We did not consider the possibility that others would not recognize cause and effect in the context of alternative splicings. Looking back 17 years later, we must have expected that others would realize that the thermodynamics of organism-level thermoregulation is nutrient-dependent and pheromone-controlled when we inferred that fact in our comprehensive review. It now appears that the conserved molecular epigenetics that enable unicellular reproduction and multicellular sexual reproduction in species from microbes to man was buried in the content of our integrative review. We failed to make the facts perfectly clear. Alternatively, others have simply ignored the role of molecular epigenetics in the gonadotropin-releasing hormone modulated control of fertilization and adult sexual behavior in mammals, which is what we detailed.
Perhaps we should have predicted something about people who accepted the theory that random mutations are the substrates on which directional natural selection acts. For example, we might have correctly predicted that they would cling tightly to that theory and attempt to limit discussion of the basic principles of biology and levels of biological organization that are required to link sensory cause to effects on genes. Clearly, there are those who continue to ignore the biological facts that directly link the epigenetic ‘landscape’ to the physical landscape of DNA in the organized genomes of species from microbes to man via food odors and pheromones. At the same time, they seem to deny the obvious fact that the sensory environment must be linked to the conserved molecular mechanisms of all species that have adaptively evolved.
By default, those people are now denying that RNA-binding proteins change the molecular bonds that alter protein folding in RNA, which leads to changes in DNA-coded protein folding. If these nutrient-dependent changes in protein folding were not epigenetically controlled by the metabolism of nutrients to pheromones via the same signaling pathway, there would be no finely-tuned physical constraints on cellular metabolism. Every cell could potentially exhibit the properties of cancerous cells that successfully compete for nutrients in their uncontrolled environment.
Mutated cells would cause mutation-driven evolution. Mutation-driven evolution is still widely touted by science journalists and many university professors. Nutrient-dependent pheromone-controlled adaptive evolution has received little to no consideration whatsoever, despite its obvious explanatory power and the fact that it is the only model that is based on experimental evidence. For comparison, mutation-driven evolution is based in experimentally unsubstantiated theories.
See, for example, anything published during the past 50 years that incorporates biological facts. But also see (Cook and Saccheri 2013) and (Van Le, Isbell et al. 2013) or anything else that attempts to link mutations to natural selection via predation of moths by birds or predation of humans by snakes or via any other hypothesis that has not been supported with experimental evidence of cause and effect (Longo, Montévil et al. 2012).

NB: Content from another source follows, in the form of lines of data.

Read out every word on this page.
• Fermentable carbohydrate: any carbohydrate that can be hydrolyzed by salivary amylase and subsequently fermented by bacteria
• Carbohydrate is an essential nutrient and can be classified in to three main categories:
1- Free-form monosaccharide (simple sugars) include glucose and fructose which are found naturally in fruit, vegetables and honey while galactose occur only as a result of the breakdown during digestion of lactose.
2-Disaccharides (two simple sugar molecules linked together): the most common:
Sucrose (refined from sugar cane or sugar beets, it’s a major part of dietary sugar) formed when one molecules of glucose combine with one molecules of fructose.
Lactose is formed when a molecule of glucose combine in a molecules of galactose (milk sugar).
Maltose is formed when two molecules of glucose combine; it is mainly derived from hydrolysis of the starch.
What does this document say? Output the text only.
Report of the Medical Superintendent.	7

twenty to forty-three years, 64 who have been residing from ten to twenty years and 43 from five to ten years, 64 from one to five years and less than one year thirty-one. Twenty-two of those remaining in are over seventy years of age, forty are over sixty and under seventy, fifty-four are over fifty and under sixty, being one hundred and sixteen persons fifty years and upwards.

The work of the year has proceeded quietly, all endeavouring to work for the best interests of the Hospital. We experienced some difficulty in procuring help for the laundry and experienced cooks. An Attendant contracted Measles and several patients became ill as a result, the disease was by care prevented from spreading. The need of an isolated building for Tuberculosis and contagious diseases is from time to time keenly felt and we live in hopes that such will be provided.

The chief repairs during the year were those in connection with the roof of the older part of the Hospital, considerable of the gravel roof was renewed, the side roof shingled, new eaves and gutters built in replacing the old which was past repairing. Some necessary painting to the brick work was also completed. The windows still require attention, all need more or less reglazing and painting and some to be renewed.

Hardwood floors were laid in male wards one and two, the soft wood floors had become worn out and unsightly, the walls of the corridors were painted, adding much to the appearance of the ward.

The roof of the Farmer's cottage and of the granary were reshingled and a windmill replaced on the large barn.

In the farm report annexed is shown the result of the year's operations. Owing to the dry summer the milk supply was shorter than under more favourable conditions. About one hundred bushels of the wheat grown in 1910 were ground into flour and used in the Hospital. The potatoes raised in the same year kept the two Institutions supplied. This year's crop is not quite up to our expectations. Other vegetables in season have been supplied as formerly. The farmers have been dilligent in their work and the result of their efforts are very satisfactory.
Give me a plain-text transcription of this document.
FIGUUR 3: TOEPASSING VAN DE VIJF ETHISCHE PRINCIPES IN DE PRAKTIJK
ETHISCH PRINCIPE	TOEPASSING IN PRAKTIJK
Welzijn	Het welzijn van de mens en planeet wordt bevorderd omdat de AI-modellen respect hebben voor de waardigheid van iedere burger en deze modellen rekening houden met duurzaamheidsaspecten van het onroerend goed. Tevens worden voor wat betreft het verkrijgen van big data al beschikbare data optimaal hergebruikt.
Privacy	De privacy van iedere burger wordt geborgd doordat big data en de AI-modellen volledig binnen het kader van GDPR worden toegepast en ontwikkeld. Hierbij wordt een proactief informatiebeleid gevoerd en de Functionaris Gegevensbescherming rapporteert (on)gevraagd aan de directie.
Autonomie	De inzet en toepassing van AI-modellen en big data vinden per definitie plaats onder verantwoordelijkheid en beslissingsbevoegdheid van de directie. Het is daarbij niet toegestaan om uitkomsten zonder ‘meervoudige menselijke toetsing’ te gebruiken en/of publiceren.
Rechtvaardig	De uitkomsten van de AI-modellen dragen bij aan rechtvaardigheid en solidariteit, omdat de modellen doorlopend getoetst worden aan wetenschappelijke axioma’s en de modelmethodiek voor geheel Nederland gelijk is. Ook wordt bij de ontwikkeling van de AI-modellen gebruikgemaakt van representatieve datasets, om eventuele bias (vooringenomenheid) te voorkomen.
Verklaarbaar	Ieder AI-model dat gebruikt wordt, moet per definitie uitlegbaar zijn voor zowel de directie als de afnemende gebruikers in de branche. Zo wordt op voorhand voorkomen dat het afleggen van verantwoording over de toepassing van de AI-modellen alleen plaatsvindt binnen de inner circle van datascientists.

If you cannot see why theorists continue attempts to remove physics from the biophysics of protein synthesis required to link sensory cause and effect to adaptive evolution, you may never need to question any theory about anything. You can simply continue to accept what you are told by people you think know about such things.
James V. Kohl detailedl how quantized energy-dependent microRNA biogenesis links the pheromone-controlled physiology of reproduction to biophysically constrained viral latency and healthy longevity. Links from what organisms eat to the enzyme-dependent metabolism of food also link metabolic networks to microRNA-mediated genetic networks in the context of RNA interference. Drug therapies alter RNA interference by altering cell type differentiation in all cells of all individuals of all species. For comparison, during the past 26 years, Kohl has detailed how the chemistry of protein folding is biophysically constrained at every level of biological organization by conserved molecular mechanisms.